While Heathrow has talked of re-routing the M25 around the new runway and the airport’s new chair has referred to the possibility of “some sort of bridge”, The Sunday Times today provides the first real insight of what its “lite” scheme might involve instead of a tunnel … “a shallower underpass”. An ‘aircraft bridge’ is the technical term, apparently.
An entry on Wikipedia created in 2013 has, coincidentally, seen a rash of updates since the Summer. And, while a number of real aircraft bridges are listed, there remain very, very, few actual runway bridges – which are an altogether far bigger engineering challenge.
Any runway bridge for a Heathrow Third Runway must be able to accommodate the weight of the Airbus 380, currently the world’s largest airplane in operation, with a maximum take-off weight of 575 tonnes (1,268,000 lb). 14 long haul destinations are currently served from Heathrow by the A380: Los Angeles, Doha, Dubai, Abu Dhabi, Singapore, Dusseldorf, Hong Kong, Perth, Kuala Lumpur, Bangkok, Johannesburg, San Francisco, Washinghton DC, and Miama – so it’s unlikely that Heathrow will want to scale back this technical specification.

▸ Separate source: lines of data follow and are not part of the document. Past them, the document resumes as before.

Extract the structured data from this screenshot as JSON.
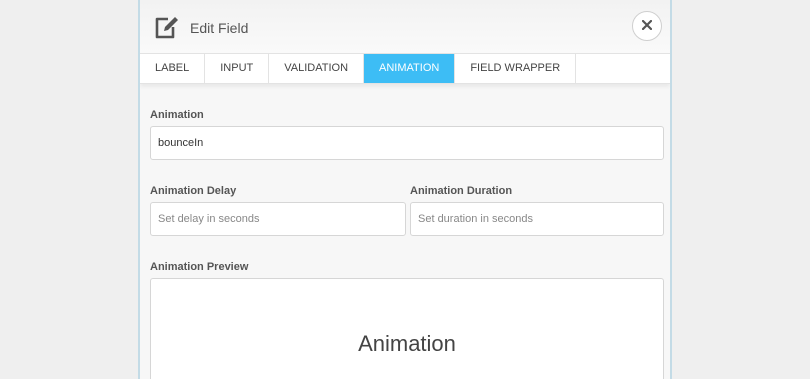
{
  "modal": {
    "title": "Edit Field",
    "edit_icon": "edit-icon",
    "close_icon": "close-icon"
  },
  "tabs": [
    {
      "label": "LABEL",
      "active": false
    },
    {
      "label": "INPUT",
      "active": false
    },
    {
      "label": "VALIDATION",
      "active": false
    },
    {
      "label": "ANIMATION",
      "active": true
    },
    {
      "label": "FIELD WRAPPER",
      "active": false
    }
  ],
  "form": {
    "animation": {
      "label": "Animation",
      "value": "bounceIn"
    },
    "delay": {
      "label": "Animation Delay",
      "placeholder": "Set delay in seconds"
    },
    "duration": {
      "label": "Animation Duration",
      "placeholder": "Set duration in seconds"
    },
    "preview": {
      "label": "Animation Preview",
      "text": "Animation"
    }
  },
  "colors": {
    "accent": "#3dbdf5",
    "modal_border": "#c3dbe6"
  }
}
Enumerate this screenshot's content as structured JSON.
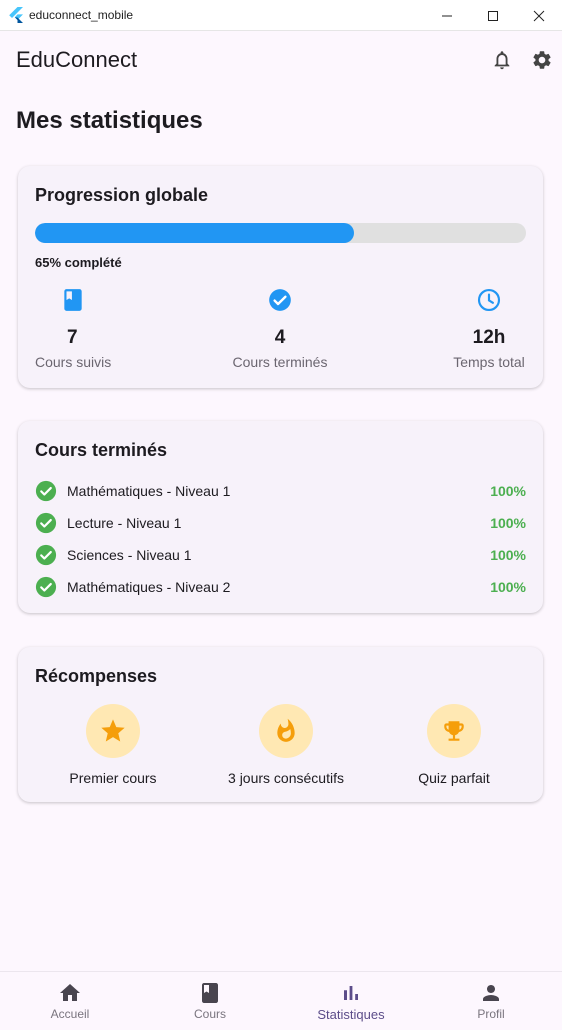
{
  "window": {
    "title": "educonnect_mobile"
  },
  "appbar": {
    "title": "EduConnect",
    "actions": [
      "bell-icon",
      "gear-icon"
    ]
  },
  "page": {
    "title": "Mes statistiques"
  },
  "progress_card": {
    "title": "Progression globale",
    "progress_fraction": 0.65,
    "progress_label": "65% complété",
    "stats": [
      {
        "icon": "book-icon",
        "value": "7",
        "label": "Cours suivis"
      },
      {
        "icon": "check-circle-icon",
        "value": "4",
        "label": "Cours terminés"
      },
      {
        "icon": "clock-icon",
        "value": "12h",
        "label": "Temps total"
      }
    ]
  },
  "completed_card": {
    "title": "Cours terminés",
    "courses": [
      {
        "name": "Mathématiques - Niveau 1",
        "percent": "100%"
      },
      {
        "name": "Lecture - Niveau 1",
        "percent": "100%"
      },
      {
        "name": "Sciences - Niveau 1",
        "percent": "100%"
      },
      {
        "name": "Mathématiques - Niveau 2",
        "percent": "100%"
      }
    ]
  },
  "rewards_card": {
    "title": "Récompenses",
    "rewards": [
      {
        "icon": "star-icon",
        "label": "Premier cours"
      },
      {
        "icon": "fire-icon",
        "label": "3 jours consécutifs"
      },
      {
        "icon": "trophy-icon",
        "label": "Quiz parfait"
      }
    ]
  },
  "bottom_nav": {
    "items": [
      {
        "icon": "home-icon",
        "label": "Accueil"
      },
      {
        "icon": "book-icon",
        "label": "Cours"
      },
      {
        "icon": "bar-chart-icon",
        "label": "Statistiques"
      },
      {
        "icon": "person-icon",
        "label": "Profil"
      }
    ],
    "active": "Statistiques"
  },
  "colors": {
    "accent_blue": "#2196f3",
    "success_green": "#4caf50",
    "reward_badge": "#ffe8b3",
    "reward_icon": "#f59e0b",
    "nav_active": "#5c4d8a"
  }
}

Aircraft bridges must be designed for “the substantial forces exerted by aircraft braking, affecting the lateral load in substructure design”
But that is no mean feat:
“Aircraft bridges must be designed for the substantial forces exerted by aircraft braking, affecting the lateral load in substructure design. Braking force of 70 percent of the live load is assumed in two recent taxiway bridge designs. And “deck design is more apt to be controlled by punching shear than flexure due to the heavy wheel loads.”
Heathrow’s revised plans also apparently see an end to the expansion of the 14-lane expansion of the M25. But the airport says its expansion plans will have no impact on traffic levels to the airport in any case given its push for more rail links and plans to move employees to public transport.
As Nigel Milton, Heathrow’s Director of External Affairs, wrote this week in a letter to The Guardian, the airport’s confidence in its “triple-lock guarantee” on air quality even extends to taking action, if required, “to reduce road traffic”.
With local roads taking the brunt every time there is the slightest hiccup on the M4 or M25 even pro-expansion residents are likely to be unimpressed with the lack of detail on the scaled down proposals.